The 47-year-old Morales, on death row for the 1981 rape and murder of 17-year-old Terri Winchell of Lodi, was hours from execution last February when he got a reprieve to pursue his legal challenge to lethal injection.
When the state could not comply with Fogel's conditions for allowing the Morales execution to proceed, including having a doctor monitor the inmate, the judge effectively put executions on hold. Other California inmates have filed eleventh-hour challenges to lethal injection in recent years, but the courts declined to intervene because the cases were brought too late in the process.
With Fogel's ruling, Morales' lawyers said Schwarzenegger should take a cue from Florida's governor by suspending executions until the lethal injection procedures can be overhauled. Bush put a halt to executions after a lethal injection took 34 minutes - twice as long as it should - because prison officials inserted needles clear through the vein of inmate Angel Diaz, requiring a rare, second dose of the lethal chemicals.
Florida, like California and most other death penalty states, administers a fatal three-drug cocktail to death row inmates.
"It's really up to them to fix the problems," John Grele, one of Morales' lawyers, said of the governor's office. "It's not up to us and it's not up to the judge."
Legal experts consider the California case crucial because of the unprecedented amount of evidence presented, raising the possibility Morales' challenge could ultimately force the U.S. Supreme Court to settle whether lethal injection passes constitutional muster.
The Supreme Court has never outlawed a method of execution.
Fogel has accumulated a wealth of evidence from both sides, holding a weeklong hearing in September to hear hours of testimony on the pros and cons of California's system of executing inmates.
Morales' lawyers have argued that California's lethal injection procedure has few safeguards to ensure an inmate is put to death humanely, offering testimony from former San Quentin execution team members who admitted they were never trained to carry out the grim task.

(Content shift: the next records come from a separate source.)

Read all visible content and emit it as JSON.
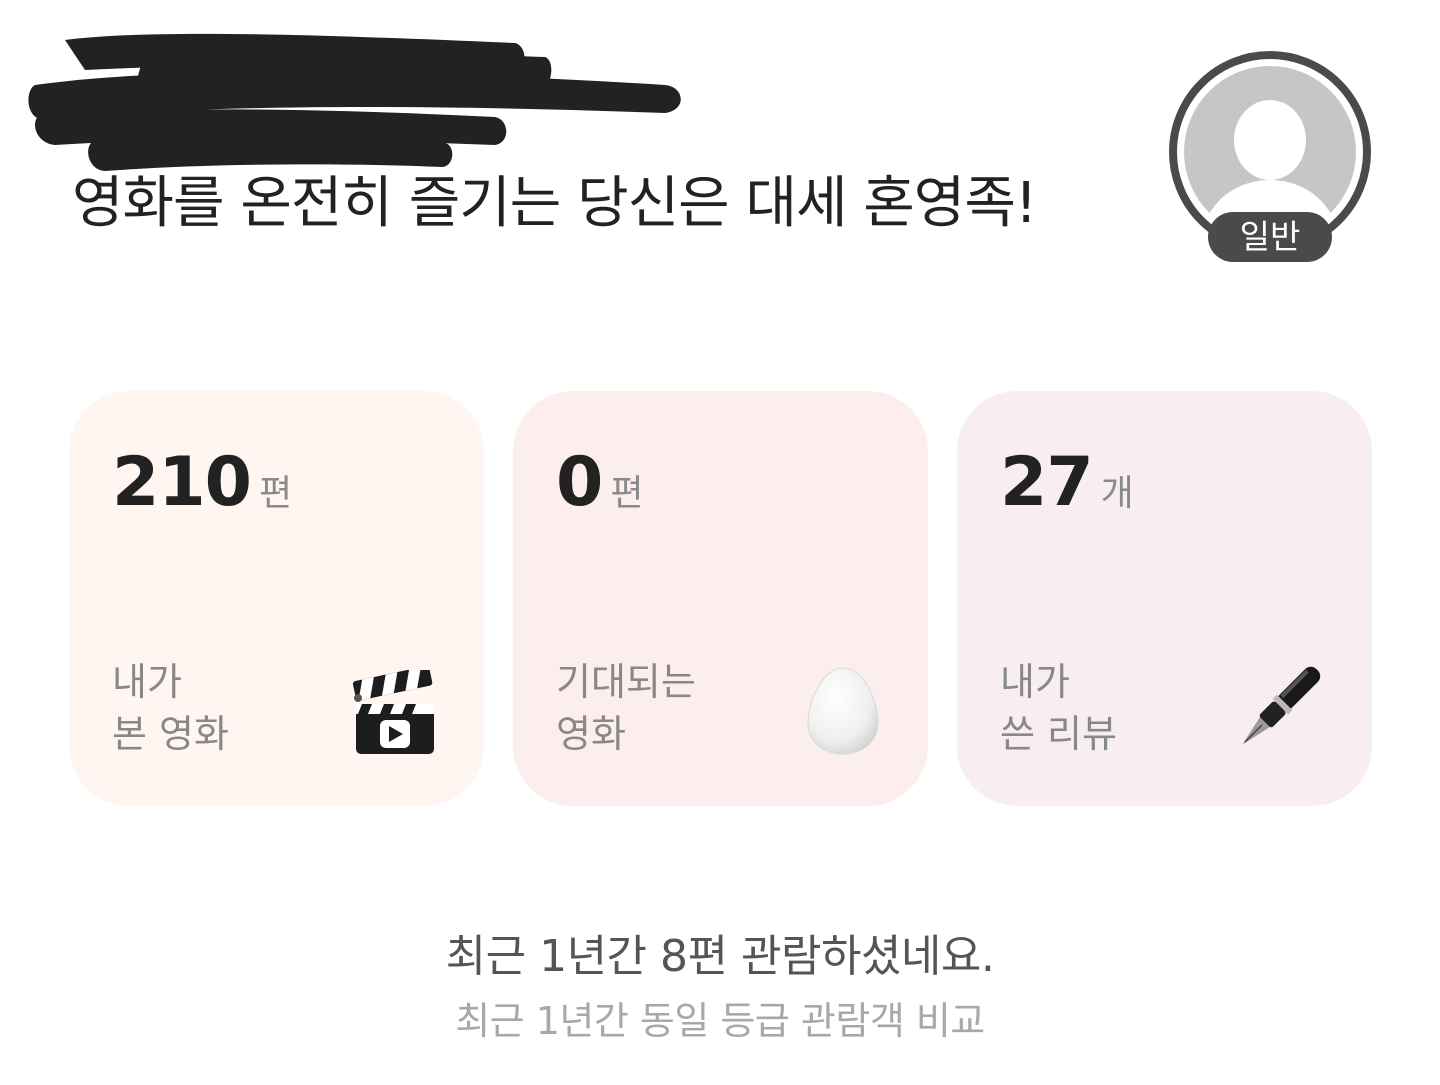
{
  "header": {
    "headline": "영화를 온전히 즐기는 당신은 대세 혼영족!"
  },
  "profile": {
    "grade_badge": "일반",
    "avatar_icon": "person-silhouette-icon"
  },
  "stats": [
    {
      "count": "210",
      "unit": "편",
      "label_line1": "내가",
      "label_line2": "본 영화",
      "icon": "clapperboard-icon"
    },
    {
      "count": "0",
      "unit": "편",
      "label_line1": "기대되는",
      "label_line2": "영화",
      "icon": "egg-icon"
    },
    {
      "count": "27",
      "unit": "개",
      "label_line1": "내가",
      "label_line2": "쓴 리뷰",
      "icon": "fountain-pen-icon"
    }
  ],
  "summary": {
    "main": "최근 1년간 8편 관람하셨네요.",
    "sub": "최근 1년간 동일 등급 관람객 비교"
  },
  "colors": {
    "card_1_bg": "#fff6f2",
    "card_2_bg": "#fdeeee",
    "card_3_bg": "#f8eeef",
    "badge_bg": "#4a4a4a"
  }
}
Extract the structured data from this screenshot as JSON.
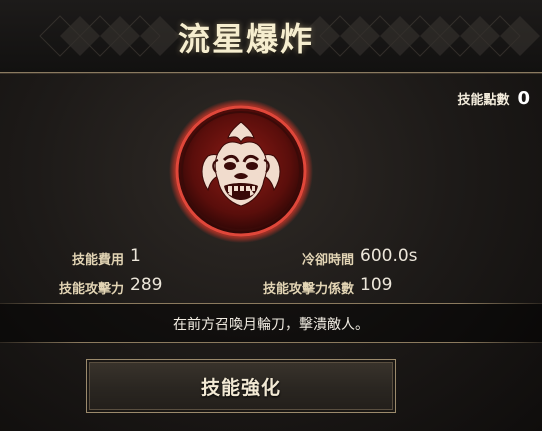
{
  "skill": {
    "title": "流星爆炸",
    "icon": "oni-demon-mask-icon"
  },
  "points": {
    "label": "技能點數",
    "value": "0"
  },
  "stats": {
    "cost_label": "技能費用",
    "cost_value": "1",
    "cooldown_label": "冷卻時間",
    "cooldown_value": "600.0s",
    "attack_label": "技能攻擊力",
    "attack_value": "289",
    "coef_label": "技能攻擊力係數",
    "coef_value": "109"
  },
  "description": "在前方召喚月輪刀，擊潰敵人。",
  "button": {
    "enhance_label": "技能強化"
  },
  "colors": {
    "accent_red": "#c0241c",
    "gold_border": "#8b7a5e"
  }
}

The central argument against the state's procedure is that the combination of three drugs masks the potential for the inmate to experience excruciating pain during an execution. In particular, critics have warned that the first drug may not succeed in rendering an inmate fully unconscious and that the second drug, pancurium bromide, masks evidence that the final and fatal drug, potassium chloride, causes searing pain before death.
At various points in Friday's ruling, Fogel expressed frustration with the state's approach to executions and its lackluster response to the judge's invitation to offer solutions earlier in the case. The judge called the state's recent reluctance to cure problems "self-defeating" if it wants to enforce the state's death penalty.
Dane Gillette, the senior assistant attorney general representing the state, said the judge's decision could be an opportunity to fix problems and avoid more litigation. The state has 30 days to report back to Fogel on whether it plans to defend the current procedure or explore alternatives.
The judge singled out five problems:
• Unreliable screening of execution members before they handle the job.
• Lack of meaningful training and oversight.
• Unreliable record-keeping on what happens in executions.
• Improper mixing of the three drugs.
• An antiquated, cramped death chamber, which was designed as a gas chamber, not for lethal injections.